5 Most Common BYOD Errors

The most common BYOD errors are elementary mistakes. Take care to make sure that you do not make these mistakes as they will increase the chance of your organization suffering a data breach.

Implementation without Extensive Planning

Unfortunately, simply letting users bring mobile devices to work is asking for trouble. While a BYOD scheme can be implemented and problems dealt with as and when they arise, when they do (and they will!), they will be much harder to resolve than if a proper plan was put in place before the scheme was started. BYOD can bring benefits, but also considerable risks. Plan extensively before implementation and many of the common BYOD problems can be easily avoided.

Insubstantial BYOD Policies Implemented

Allowing tens, hundreds or even thousands of devices to connect to a healthcare network is risky, therefore policies must be developed that allow the devices to be used to improve communication with care teams, without risking the exposure of data. Policies must therefore be thorough, and should restrict permitted uses of the devices, as well as the apps that can be downloaded to them.

Failure to Restrict Data Access

One set of data permissions for all users is clearly a violation of HIPAA Rules, which require data access to be limited to the minimum necessary information for work duties to be conducted. It is therefore essential that access to PHI is restricted, as far as is possible. User groups can be set up and those groups given shared privileges, or individuals can be set their own set of permissions. This will be more time consuming, but access to data must be restricted.

Failure to Restrict Devices

All devices are not created equal. Some Smartphones and tablets have better security measures installed and fewer vulnerabilities than others. However, the only way for devices to be deemed suitable, is to conduct thorough testing of devices; a time consuming process, and one that many IT departments lack the resources to conduct. But it is better to restrict the devices that can be used than to leave systems open to attack. New devices can always be added at a later date.

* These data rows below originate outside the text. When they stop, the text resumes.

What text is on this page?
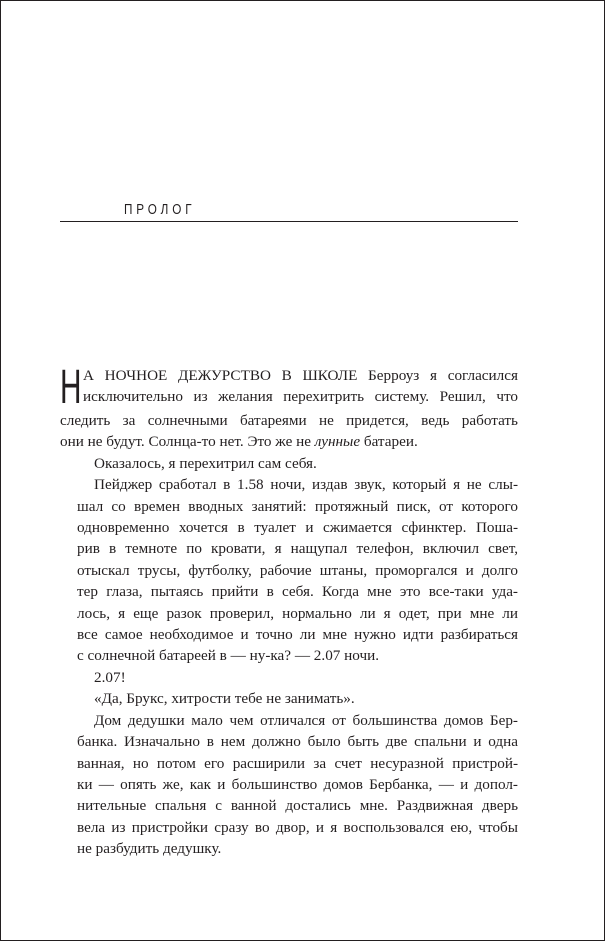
ПРОЛОГ
Н А НОЧНОЕ ДЕЖУРСТВО В ШКОЛЕ Берроуз я согласился
исключительно из желания перехитрить систему. Решил, что
следить за солнечными батареями не придется, ведь работать
они не будут. Солнца-то нет. Это же не лунные батареи.
Оказалось, я перехитрил сам себя.
Пейджер сработал в 1.58 ночи, издав звук, который я не слы-
шал со времен вводных занятий: протяжный писк, от которого
одновременно хочется в туалет и сжимается сфинктер. Поша-
рив в темноте по кровати, я нащупал телефон, включил свет,
отыскал трусы, футболку, рабочие штаны, проморгался и долго
тер глаза, пытаясь прийти в себя. Когда мне это все-таки уда-
лось, я еще разок проверил, нормально ли я одет, при мне ли
все самое необходимое и точно ли мне нужно идти разбираться
с солнечной батареей в — ну-ка? — 2.07 ночи.
2.07!
«Да, Брукс, хитрости тебе не занимать».
Дом дедушки мало чем отличался от большинства домов Бер-
банка. Изначально в нем должно было быть две спальни и одна
ванная, но потом его расширили за счет несуразной пристрой-
ки — опять же, как и большинство домов Бербанка, — и допол-
нительные спальня с ванной достались мне. Раздвижная дверь
вела из пристройки сразу во двор, и я воспользовался ею, чтобы
не разбудить дедушку.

Lack of Thought about Lost and Stolen Devices

Device loss or theft is a major issue, as those devices may contain PHI, or could be used to access systems containing PHI. Unfortunately, the loss and theft of Smartphones is common. In order to reduce the risk of a HIPAA violation and data breach, all devices must have systems in place that allow all stored data to be remotely deleted, or for the device to be remotely disabled. This will also allow devices to be easily secured if employees leave the company.